What is a Choice Market?

by Investing School on June 20, 2011

Every once in a while the lucky investor will run into a condition called a choice market. This is a market in which a specific financial instrument will experience no spread between the “ask” and the bid. In other words, the instrument in question can be purchased for the same price at which it can be sold.

The market in which this situation is most common is foreign exchange. Some currency pairs are traded with a spread of only a fraction of a percent between their values. Profit is made on bulk purchases in this case. These spreads are described in basis points.
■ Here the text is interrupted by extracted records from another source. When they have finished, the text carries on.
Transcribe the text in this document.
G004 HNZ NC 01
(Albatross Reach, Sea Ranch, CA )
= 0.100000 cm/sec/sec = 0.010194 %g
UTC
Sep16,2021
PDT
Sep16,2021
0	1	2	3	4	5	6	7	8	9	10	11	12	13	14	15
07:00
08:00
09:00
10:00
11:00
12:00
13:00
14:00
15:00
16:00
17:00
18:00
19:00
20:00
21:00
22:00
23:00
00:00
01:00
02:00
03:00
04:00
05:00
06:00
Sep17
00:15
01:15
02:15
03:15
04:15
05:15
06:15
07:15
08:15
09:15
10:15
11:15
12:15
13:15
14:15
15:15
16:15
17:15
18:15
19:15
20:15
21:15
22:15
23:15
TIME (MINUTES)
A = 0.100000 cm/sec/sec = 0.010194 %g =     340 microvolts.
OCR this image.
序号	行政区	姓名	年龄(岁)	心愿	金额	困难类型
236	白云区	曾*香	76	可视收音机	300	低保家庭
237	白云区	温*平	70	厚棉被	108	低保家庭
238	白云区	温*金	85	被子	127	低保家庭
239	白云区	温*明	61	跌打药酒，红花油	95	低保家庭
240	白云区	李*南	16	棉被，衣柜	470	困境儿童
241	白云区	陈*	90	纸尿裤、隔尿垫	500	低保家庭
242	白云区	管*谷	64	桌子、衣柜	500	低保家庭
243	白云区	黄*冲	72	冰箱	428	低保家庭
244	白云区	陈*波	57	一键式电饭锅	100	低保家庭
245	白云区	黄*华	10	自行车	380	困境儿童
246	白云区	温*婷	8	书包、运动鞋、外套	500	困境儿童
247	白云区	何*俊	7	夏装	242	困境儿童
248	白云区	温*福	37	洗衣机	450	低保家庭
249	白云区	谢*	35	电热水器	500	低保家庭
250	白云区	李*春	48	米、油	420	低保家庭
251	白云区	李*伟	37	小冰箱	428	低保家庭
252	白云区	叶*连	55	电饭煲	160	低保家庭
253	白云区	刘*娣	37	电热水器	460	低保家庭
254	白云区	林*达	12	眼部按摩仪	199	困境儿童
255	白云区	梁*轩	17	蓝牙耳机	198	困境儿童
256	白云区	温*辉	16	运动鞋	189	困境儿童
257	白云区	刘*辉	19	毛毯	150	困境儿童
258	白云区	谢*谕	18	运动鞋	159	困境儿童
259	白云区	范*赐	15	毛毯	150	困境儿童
A basis point is equal to 0.01%. It is used to indicate a change in interest rates, the yield of a fixed-income and security equity indexes. To put this in more concrete terms imagine an investment where the anticipated yield grows from 4% to 4.5%. The yield has therefore increased by 50 basis points.

In recent years Forex trading has gained in popularity. Currency trading offers a great deal more flexibility than more traditional stocks and bonds. It is the liquidity of the market that makes it so appealing. There are always currencies in which you can trade. Trading takes place around the clock and there is a great deal of leverage available to traders.

Of course those same conditions mean that the investor must be disciplined and sharp. The same leverage which allows an investor to borrow to complete a trade means that if a trade goes badly, they will end up owing a great deal of money.